A/N: Prompt I don't have the courage, asked for inuparents.
I Don't Have The Courage
"The choice is yours, my dear," he said, gazing at her with such sadness and love that Izayoi felt out of breath. He seemed resigned to accept whatever she said, but his hands were fisted at his sides.
He was nervous. He was keeping himself together for her sake, but Izayoi knew her answer could destroy him. He would never voice it, though; not if he thought she was sure of what she wanted. It was such a rare thing in a man, and a demon at that, that she didn't know what to do at first.
I am pregnant, she told herself, trying to get used to the idea. Toga can smell the child inside me, and he's giving me a choice.
Was there a choice, though?
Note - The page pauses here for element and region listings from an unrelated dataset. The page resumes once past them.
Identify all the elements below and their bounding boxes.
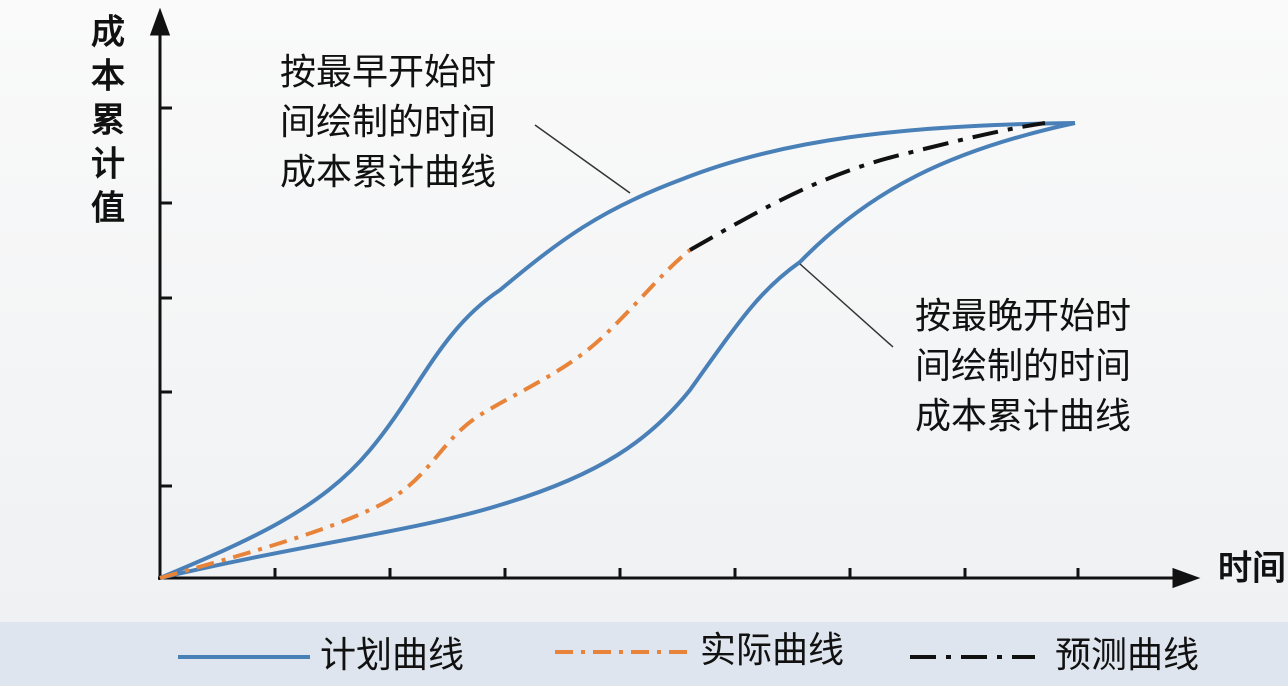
annotation-line: 按最晚开始时 (915, 296, 1131, 337)
late-curve (159, 121, 1076, 580)
annotation-line: 按最早开始时 (280, 52, 496, 93)
legend-label: 实际曲线 (700, 630, 844, 671)
y-axis-label: 成 本 累 计 值 (91, 13, 125, 229)
actual-curve (159, 248, 692, 580)
x-arrow (1172, 567, 1201, 589)
annotation-line: 成本累计曲线 (280, 152, 496, 193)
annotation-line: 间绘制的时间 (915, 346, 1131, 387)
early-curve (159, 121, 1076, 580)
y-label-char: 本 (91, 57, 125, 97)
y-arrow (149, 7, 171, 36)
legend-label: 预测曲线 (1055, 635, 1199, 676)
y-label-char: 计 (91, 145, 125, 185)
y-label-char: 累 (91, 101, 125, 141)
y-label-char: 值 (91, 189, 125, 229)
x-ticks (273, 568, 1080, 578)
y-ticks (160, 106, 172, 488)
annotation-line: 间绘制的时间 (280, 102, 496, 143)
x-axis-label: 时间 (1218, 549, 1286, 589)
forecast-curve (689, 121, 1046, 252)
annotation-line: 成本累计曲线 (915, 396, 1131, 437)
axes (149, 7, 1201, 589)
y-label-char: 成 (91, 13, 125, 53)
legend-label: 计划曲线 (320, 635, 464, 676)
leader-line (534, 124, 631, 194)
leader-line (799, 263, 894, 348)
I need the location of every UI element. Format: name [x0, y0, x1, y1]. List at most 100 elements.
Could she live with anything other than what she already knew in her heart she would do?
Looking at his serious face, Izayoi felt like crying. She was aware of what was in store for her, for their child—she thought so, at least. But still… how could she end it? It was her baby, her and his, and she loved him. Izayoi tried to stifle a hysterical laugh, thinking she might already love it too.
Sometimes it wasn't enough, and Izayoi would never fault another woman for doing it, but…
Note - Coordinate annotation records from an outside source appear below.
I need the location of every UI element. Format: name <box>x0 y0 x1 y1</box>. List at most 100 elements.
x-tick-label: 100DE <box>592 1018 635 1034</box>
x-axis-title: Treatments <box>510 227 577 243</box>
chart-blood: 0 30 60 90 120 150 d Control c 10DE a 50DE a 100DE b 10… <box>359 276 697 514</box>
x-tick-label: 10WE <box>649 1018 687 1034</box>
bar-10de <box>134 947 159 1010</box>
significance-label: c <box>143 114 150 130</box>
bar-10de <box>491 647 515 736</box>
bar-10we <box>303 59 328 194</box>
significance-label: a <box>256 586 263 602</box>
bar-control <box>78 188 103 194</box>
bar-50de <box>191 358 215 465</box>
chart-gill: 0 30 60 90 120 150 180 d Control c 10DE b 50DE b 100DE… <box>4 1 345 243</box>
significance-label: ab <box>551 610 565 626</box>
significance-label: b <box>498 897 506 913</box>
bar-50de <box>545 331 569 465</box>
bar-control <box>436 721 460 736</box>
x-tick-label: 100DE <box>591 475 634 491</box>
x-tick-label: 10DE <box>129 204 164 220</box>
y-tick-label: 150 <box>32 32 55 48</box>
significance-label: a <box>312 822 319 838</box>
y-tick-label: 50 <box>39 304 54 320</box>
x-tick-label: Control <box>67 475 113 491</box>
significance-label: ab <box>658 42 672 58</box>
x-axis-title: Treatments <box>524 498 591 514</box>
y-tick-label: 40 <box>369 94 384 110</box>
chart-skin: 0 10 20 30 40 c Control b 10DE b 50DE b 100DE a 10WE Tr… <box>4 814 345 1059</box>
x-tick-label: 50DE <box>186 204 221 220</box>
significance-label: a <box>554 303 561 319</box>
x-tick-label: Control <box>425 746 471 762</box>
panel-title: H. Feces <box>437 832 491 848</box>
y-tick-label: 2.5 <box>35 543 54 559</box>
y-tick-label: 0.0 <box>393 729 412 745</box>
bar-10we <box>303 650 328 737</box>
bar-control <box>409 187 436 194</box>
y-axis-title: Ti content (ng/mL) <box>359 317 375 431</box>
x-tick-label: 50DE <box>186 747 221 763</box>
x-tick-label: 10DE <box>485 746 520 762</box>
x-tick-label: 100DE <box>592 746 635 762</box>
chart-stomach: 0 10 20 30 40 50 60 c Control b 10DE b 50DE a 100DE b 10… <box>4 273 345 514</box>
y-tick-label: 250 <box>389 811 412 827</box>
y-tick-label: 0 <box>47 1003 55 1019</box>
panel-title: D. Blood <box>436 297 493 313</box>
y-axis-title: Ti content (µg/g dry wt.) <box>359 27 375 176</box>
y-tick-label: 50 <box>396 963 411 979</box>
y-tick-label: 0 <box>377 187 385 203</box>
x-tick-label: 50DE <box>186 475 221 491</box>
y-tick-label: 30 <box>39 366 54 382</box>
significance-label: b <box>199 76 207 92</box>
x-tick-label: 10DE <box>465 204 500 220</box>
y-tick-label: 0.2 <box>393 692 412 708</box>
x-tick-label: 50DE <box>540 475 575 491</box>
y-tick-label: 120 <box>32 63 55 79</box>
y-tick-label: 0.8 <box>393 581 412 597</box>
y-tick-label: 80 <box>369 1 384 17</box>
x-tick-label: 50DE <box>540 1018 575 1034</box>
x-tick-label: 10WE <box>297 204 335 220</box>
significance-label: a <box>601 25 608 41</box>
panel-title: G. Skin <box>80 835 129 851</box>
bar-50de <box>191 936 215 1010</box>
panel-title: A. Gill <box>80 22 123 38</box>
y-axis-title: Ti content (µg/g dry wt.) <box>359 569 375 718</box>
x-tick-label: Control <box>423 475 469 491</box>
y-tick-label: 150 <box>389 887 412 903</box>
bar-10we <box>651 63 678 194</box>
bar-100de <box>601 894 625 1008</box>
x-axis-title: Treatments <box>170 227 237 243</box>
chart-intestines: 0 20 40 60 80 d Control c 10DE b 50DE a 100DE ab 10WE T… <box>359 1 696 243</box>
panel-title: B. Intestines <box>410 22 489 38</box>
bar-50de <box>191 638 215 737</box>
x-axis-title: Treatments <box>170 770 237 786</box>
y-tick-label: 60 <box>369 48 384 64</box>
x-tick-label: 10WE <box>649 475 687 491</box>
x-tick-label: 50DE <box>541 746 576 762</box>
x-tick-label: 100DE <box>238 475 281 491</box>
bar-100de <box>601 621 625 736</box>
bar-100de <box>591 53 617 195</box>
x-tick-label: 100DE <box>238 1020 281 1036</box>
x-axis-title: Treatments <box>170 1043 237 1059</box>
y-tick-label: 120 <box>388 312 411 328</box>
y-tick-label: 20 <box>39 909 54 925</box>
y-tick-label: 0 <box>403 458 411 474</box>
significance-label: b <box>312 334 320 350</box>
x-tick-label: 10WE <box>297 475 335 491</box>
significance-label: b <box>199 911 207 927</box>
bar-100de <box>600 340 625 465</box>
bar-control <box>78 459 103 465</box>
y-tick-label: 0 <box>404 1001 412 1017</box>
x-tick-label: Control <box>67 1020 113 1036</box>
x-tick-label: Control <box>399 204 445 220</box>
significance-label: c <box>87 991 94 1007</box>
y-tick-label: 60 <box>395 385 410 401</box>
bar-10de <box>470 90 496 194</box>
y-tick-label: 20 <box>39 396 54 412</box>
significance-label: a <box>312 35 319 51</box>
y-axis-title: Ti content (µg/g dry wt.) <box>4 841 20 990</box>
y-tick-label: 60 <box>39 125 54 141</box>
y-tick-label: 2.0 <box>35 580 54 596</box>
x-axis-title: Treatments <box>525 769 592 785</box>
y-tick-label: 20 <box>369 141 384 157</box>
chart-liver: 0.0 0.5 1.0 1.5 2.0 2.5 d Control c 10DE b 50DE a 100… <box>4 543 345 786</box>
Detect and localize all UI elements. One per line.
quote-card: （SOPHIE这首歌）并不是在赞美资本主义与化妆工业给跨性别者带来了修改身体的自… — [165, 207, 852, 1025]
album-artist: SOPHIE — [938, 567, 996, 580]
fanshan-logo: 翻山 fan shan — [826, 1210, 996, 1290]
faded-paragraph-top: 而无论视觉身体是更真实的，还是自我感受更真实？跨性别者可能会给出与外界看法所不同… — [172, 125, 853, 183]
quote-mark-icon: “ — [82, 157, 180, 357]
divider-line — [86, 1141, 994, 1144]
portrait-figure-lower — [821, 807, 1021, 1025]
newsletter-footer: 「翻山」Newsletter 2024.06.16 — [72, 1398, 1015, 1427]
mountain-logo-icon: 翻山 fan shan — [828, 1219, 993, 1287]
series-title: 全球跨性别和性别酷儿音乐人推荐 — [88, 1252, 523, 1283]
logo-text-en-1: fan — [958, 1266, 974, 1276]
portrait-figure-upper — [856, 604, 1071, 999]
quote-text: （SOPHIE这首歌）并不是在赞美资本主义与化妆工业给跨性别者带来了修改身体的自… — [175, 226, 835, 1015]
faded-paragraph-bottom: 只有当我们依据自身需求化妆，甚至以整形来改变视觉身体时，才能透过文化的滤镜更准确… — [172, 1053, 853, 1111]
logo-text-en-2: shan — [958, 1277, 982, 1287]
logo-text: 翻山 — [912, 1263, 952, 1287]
"I don't have the courage," she whispered. When he bowed his head, she realized he misunderstood. Stepping forward, Izayoi took his large hand in both of hers. "I could never kill our child, dearest. You should know me better than this."
His head snapped up, and the general couldn't suppress a sigh as their eyes locked. Gently, he brought her closer.
"But you are very brave, my Lady," he murmured in her hair. "After today, you may never doubt it."